I’m my own worst critic, I’ve always known this. If people compliment me, I don’t believe them. If they say anything negative, it just fuels the internal hate I have for myself. I can’t win. These days I can take positive stuff on board a bit better than I used to but, to be honest, I still can’t deal with it fully. Not when I know there’s nothing to be positive about. It does make me wonder why I hate myself so much. Usually when you hate yourself, it’s due to a particular body part of something you’ve done in your life.
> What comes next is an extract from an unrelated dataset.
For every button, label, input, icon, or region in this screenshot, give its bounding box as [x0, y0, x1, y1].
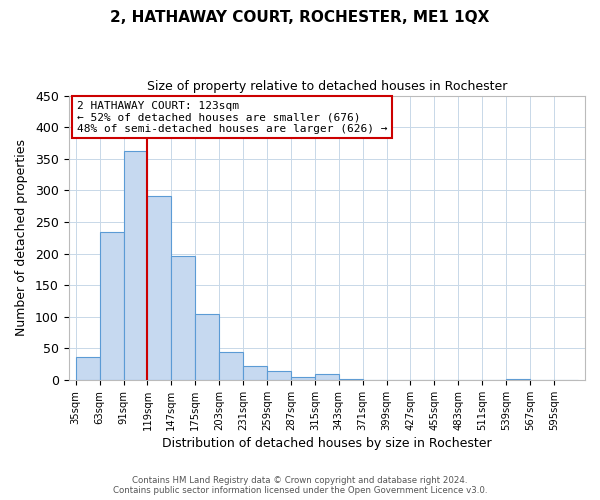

As far as I can remember, I’ve always hated myself. All of myself. I’m starting to wonder if it’s because I hate what I see when I look in the mirror? The person staring back at me is alien. It’s not me. It’s the wrong body. I find it easier to just avoid mirrors wherever possible. No painful reminders of the problem. If my self-hatred could be linked to gender dysphoria, then surely other destructive or negative behaviours could be too? When you’re not happy with something, it’s bound to have a knock on effect with other things, right? I previously looked at the possibility of BDD and whether that was the reason for me feeling this way…but I soon realised this wasn’t a warped view of my own body. I don’t think my body is flawed because I’m a guy and therefore I need more muscles (just a general example – I know it’s never that simple). It’s not about worrying over my appearance or having a compulsive need to fix myself. No, what I feel is nothing to do with fixing a flaw or becoming obsessed about my appearance. What I feel is a lot more simple: it’s all wrong. My body is all wrong. My brain is in the wrong container…this not only breaks my heart, it makes me hate myself even more.